While on a recent panel I moderated, the CEO claimed that they endeavor not to depend on government subsidies to be competitive, and are targeting a fifty-cent-per-watt cost and a sales price of one dollar per watt. Reddy disclosed that the forty-plus employee firm is working with inorganic nanocrystals on a flexible roll-to-roll substrate and that their end-product is solar panels, not cells.
Which sounded like they are aiming to be Nanosolar II, although Solexant's patent applications cover a wide range of technologies and materials.
That was when they were sort of stealthy. They've now revealed a bit more about their technology and their 2-megawatt pilot line, which they claim is churning out nanocrystal cells and modules with efficiencies that challenge thin-film leaders by using "ultrathin-film PV technology."
Solexant uses the fabled “roll-to-roll” manufacturing technique, which allegedly allows more efficient use of equipment space, as well as higher throughput and lower labor costs than competing thin film companies, many of whom are also using roll-to-roll processes. Exhibit A: MiaSole.
The flexible thin films can use a variety of materials and are built through a deposition process. Solexant’s first commercial products will be based on printed CdTe nanocrystals. The company plans to commercialize solar cells based on other higher efficiency printed nanocrystal materials over the next few years.
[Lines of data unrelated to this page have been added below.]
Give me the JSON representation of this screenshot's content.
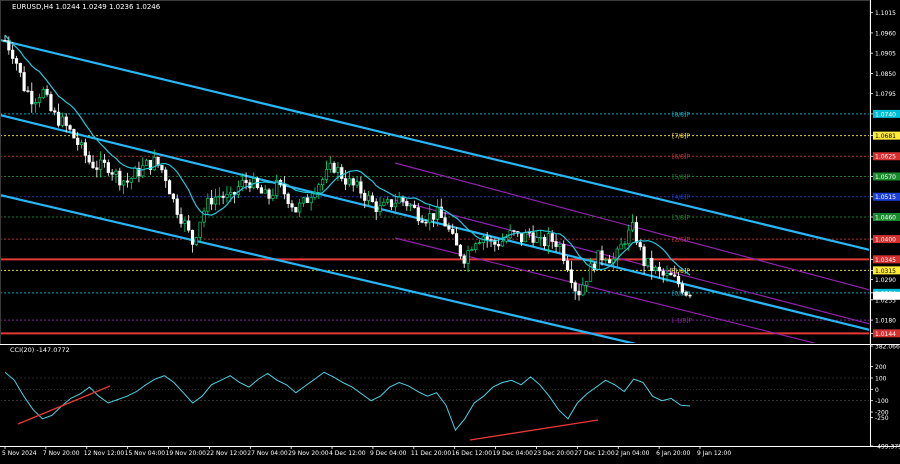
{
  "header": {
    "symbol_line": "EURUSD,H4  1.0244  1.0249  1.0236  1.0246",
    "cci_label": "CCI(20) -147.0772"
  },
  "chart_data": {
    "type": "candlestick",
    "symbol": "EURUSD",
    "timeframe": "H4",
    "ohlc_last": {
      "open": 1.0244,
      "high": 1.0249,
      "low": 1.0236,
      "close": 1.0246
    },
    "price_axis": {
      "ylim": [
        1.0115,
        1.1044
      ],
      "ticks": [
        "1.1015",
        "1.0960",
        "1.0905",
        "1.0850",
        "1.0795",
        "1.0740",
        "1.0681",
        "1.0625",
        "1.0570",
        "1.0515",
        "1.0460",
        "1.0400",
        "1.0345",
        "1.0315",
        "1.0290",
        "1.0254",
        "1.0235",
        "1.0180",
        "1.0144"
      ]
    },
    "time_axis": [
      "5 Nov 2024",
      "7 Nov 20:00",
      "12 Nov 12:00",
      "15 Nov 04:00",
      "19 Nov 20:00",
      "22 Nov 12:00",
      "27 Nov 04:00",
      "29 Nov 20:00",
      "4 Dec 12:00",
      "9 Dec 04:00",
      "11 Dec 20:00",
      "16 Dec 12:00",
      "19 Dec 04:00",
      "23 Dec 20:00",
      "27 Dec 12:00",
      "2 Jan 04:00",
      "6 Jan 20:00",
      "9 Jan 12:00"
    ],
    "price_path": [
      1.094,
      1.09,
      1.0815,
      1.078,
      1.0805,
      1.074,
      1.072,
      1.069,
      1.065,
      1.061,
      1.0595,
      1.06,
      1.057,
      1.0555,
      1.058,
      1.06,
      1.061,
      1.058,
      1.05,
      1.045,
      1.039,
      1.047,
      1.051,
      1.052,
      1.0505,
      1.0545,
      1.056,
      1.053,
      1.051,
      1.0545,
      1.052,
      1.048,
      1.05,
      1.0545,
      1.0565,
      1.06,
      1.057,
      1.0545,
      1.053,
      1.05,
      1.048,
      1.0495,
      1.051,
      1.0495,
      1.047,
      1.046,
      1.047,
      1.044,
      1.038,
      1.035,
      1.04,
      1.041,
      1.0385,
      1.0395,
      1.0415,
      1.04,
      1.042,
      1.0385,
      1.04,
      1.039,
      1.033,
      1.025,
      1.03,
      1.0345,
      1.036,
      1.034,
      1.04,
      1.043,
      1.034,
      1.032,
      1.03,
      1.0295,
      1.0275,
      1.0246
    ],
    "murrey_levels": [
      {
        "label": "[8/8]P",
        "price": 1.074,
        "color": "#00bcd4"
      },
      {
        "label": "[7/8]P",
        "price": 1.0681,
        "color": "#ffeb3b"
      },
      {
        "label": "[6/8]P",
        "price": 1.0625,
        "color": "#d32f2f"
      },
      {
        "label": "[5/8]P",
        "price": 1.057,
        "color": "#1b8a2e"
      },
      {
        "label": "[4/8]P",
        "price": 1.0515,
        "color": "#1e40d6"
      },
      {
        "label": "[3/8]P",
        "price": 1.046,
        "color": "#1b8a2e"
      },
      {
        "label": "[2/8]P",
        "price": 1.04,
        "color": "#d32f2f"
      },
      {
        "label": "[1/8]P",
        "price": 1.0315,
        "color": "#ffeb3b"
      },
      {
        "label": "[0/8]P",
        "price": 1.0254,
        "color": "#00bcd4"
      },
      {
        "label": "[-1/8]P",
        "price": 1.018,
        "color": "#8e24aa"
      }
    ],
    "cci": {
      "name": "CCI(20)",
      "last": -147.0772,
      "ylim": [
        -499.3751,
        382.0665
      ],
      "ticks": [
        "382.0665",
        "200",
        "100",
        "0",
        "-100",
        "-200",
        "-250",
        "-499.3751"
      ],
      "values": [
        150,
        80,
        -60,
        -180,
        -260,
        -230,
        -150,
        -80,
        -40,
        20,
        -60,
        -120,
        -90,
        -60,
        -20,
        40,
        90,
        120,
        60,
        -30,
        -120,
        -60,
        40,
        80,
        120,
        60,
        20,
        90,
        140,
        80,
        40,
        -30,
        30,
        90,
        150,
        110,
        60,
        20,
        -40,
        -100,
        -60,
        20,
        60,
        30,
        -20,
        -60,
        -30,
        -140,
        -360,
        -260,
        -120,
        -60,
        20,
        60,
        80,
        40,
        110,
        40,
        -60,
        -180,
        -260,
        -120,
        -40,
        20,
        80,
        40,
        -20,
        90,
        60,
        -60,
        -100,
        -80,
        -140,
        -147
      ]
    }
  }
}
California seems to gestate firms like Solexant, Twin Creeks, and MiaSole, but cannot offer them the incentives necessary to convince them to stay. According to Oregon Live, "Damoder Reddy, chief executive of Solexant, confirmed today that the San Jose company plans a solar plant in the Portland area. Solexant is seeking a $25 million loan from the state of Oregon to finance a solar-cell plant that could grow from 100 megawatts to 400 megawatts of annual module manufacturing capacity."